Laura Harris is an Assistant Professor in the Cinema Studies and Art & Public Policy Departments in the Tisch School of the Arts at New York University.  She holds a Ph.D. in Social and Cultural Analysis from the Graduate School of Arts and Sciences at New York University. Her writing, which has focused on experimental aesthetic and social practices in the Americas, has appeared in journals such as Social Text, Women & Performance, Criticism and sx salon.  Her first book, Experiments in Exile: C. L. R. James, Hélio Oiticica and the Aesthetic Sociality of Blackness, was published by Fordham University Press.

Pedro Daher

Pedro Daher is a current PhD candidate in Comparative Literature at UC Irvine.

Rodrigo Cardoso

Rodrigo Octávio Cardoso is a FONDECYT post-doctoral fellow at the University of Chile. PhD in Literary Theory and History from the State University of Campinas, with a thesis on primitivism and Latin American avant-garde with post- and decolonial perspectives, he has published articles on modern Brazilian poetry, Latin-American avant-gardes and literary theory.

Salloma Salomão

Salomão Jovino is a historian, playwright and artist with a PhD from PUC-SP and is currently a researcher and teacher at the Santo André Foundation and a researcher at the Lisbon University Social Sciences Institute.
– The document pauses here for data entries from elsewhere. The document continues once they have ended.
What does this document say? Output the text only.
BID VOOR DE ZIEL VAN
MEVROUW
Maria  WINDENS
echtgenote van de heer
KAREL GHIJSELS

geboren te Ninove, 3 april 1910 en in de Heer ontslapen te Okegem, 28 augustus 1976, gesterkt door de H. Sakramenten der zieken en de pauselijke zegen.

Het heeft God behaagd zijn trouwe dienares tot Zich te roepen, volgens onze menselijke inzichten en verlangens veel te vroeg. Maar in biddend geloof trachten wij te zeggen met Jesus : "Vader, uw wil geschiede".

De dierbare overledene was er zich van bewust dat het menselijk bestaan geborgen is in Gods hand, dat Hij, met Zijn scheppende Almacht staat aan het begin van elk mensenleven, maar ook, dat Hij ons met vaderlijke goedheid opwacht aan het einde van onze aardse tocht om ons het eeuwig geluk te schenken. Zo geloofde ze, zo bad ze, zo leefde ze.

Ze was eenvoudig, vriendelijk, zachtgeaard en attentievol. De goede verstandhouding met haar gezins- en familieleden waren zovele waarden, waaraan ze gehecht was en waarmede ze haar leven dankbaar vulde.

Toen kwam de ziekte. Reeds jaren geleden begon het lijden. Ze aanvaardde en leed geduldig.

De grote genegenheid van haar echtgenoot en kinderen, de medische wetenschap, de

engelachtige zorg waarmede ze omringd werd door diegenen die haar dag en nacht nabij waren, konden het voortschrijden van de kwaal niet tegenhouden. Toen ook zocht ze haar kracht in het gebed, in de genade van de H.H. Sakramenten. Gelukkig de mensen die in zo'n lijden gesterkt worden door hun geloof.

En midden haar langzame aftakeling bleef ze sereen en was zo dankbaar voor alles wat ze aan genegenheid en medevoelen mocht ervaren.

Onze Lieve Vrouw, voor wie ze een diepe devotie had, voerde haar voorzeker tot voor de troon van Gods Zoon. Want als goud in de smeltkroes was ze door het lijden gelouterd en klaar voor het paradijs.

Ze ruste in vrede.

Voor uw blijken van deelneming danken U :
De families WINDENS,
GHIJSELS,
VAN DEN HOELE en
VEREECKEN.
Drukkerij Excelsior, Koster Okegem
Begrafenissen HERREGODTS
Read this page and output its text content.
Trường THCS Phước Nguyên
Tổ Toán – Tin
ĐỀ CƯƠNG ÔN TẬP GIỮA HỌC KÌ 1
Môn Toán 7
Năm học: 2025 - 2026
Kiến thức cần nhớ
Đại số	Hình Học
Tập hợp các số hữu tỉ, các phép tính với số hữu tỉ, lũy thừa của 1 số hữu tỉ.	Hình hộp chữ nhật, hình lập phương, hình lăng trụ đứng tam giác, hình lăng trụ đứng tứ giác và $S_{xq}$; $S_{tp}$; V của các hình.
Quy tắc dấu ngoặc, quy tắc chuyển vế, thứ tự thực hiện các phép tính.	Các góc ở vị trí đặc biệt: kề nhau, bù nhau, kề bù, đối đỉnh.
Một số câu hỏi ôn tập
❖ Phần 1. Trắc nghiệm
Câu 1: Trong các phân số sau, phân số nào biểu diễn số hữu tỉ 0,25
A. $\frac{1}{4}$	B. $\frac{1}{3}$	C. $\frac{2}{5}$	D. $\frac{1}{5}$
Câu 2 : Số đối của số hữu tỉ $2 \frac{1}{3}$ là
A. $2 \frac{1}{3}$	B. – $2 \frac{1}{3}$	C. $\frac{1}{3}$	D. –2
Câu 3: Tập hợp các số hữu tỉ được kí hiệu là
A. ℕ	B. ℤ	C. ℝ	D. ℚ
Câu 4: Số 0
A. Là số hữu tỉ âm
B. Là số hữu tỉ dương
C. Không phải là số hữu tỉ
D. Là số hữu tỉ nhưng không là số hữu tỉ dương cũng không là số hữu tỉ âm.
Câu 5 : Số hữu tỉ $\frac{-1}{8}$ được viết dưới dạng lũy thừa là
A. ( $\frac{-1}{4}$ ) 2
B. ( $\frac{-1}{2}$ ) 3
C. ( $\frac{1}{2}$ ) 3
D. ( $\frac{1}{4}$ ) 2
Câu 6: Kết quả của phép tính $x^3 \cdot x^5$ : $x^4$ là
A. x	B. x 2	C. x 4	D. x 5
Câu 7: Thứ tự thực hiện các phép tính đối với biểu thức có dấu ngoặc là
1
His work deals with black sociability in the city of São Paulo and the inscription of Afrodiasporic culture in Brazilian history. He has written and directed plays such as A arca de Ébano (2015) and Agosto na cidade murada (2018), and offers consultancy to different black theater companies. Co-editor of Sampa Mundi Magazine and Aruanda Mundi.

Suene Honorato

Suene Honorato was born in Goiânia in 1981. She holds a PhD in Literary Theory and History from the State University of Campinas (2013). Since 2014, she has been a professor at the Literature Department of the Federal University of Ceará. In 2021, she joined the faculty of the Graduate Program in Literature at the same institution, researching indigenous literatures.

Val Souza

Val Souza (São Paulo, 1985) has a degree in Education from Universidade Presbiteriana Mackenzie, a master's degree in Dance from Universidade Federal da Bahia, and works predominantly in performance. She came to her artistic practice through the study of philosophy, cultural studies, and a strong interest in the history and iconography of black women, a fact that drives her work. Her practice incorporates photography, video, and installation through an ongoing exploration of self-exposure and subjectivity in the pursuit of empowering the black community and community of color. In 2020 she received the ZUM Photography Grant from Instituto Moreira Salles, in 2022 she was the winner and received an honorable mention in the Creative Life Before colonialism competition from Place Africa/ Black Academy in partnership with Goethe Mannheim, in 2023 she was one of those selected for the new photography program MIS/SP Museu da Imagem e do Som de São Paulo.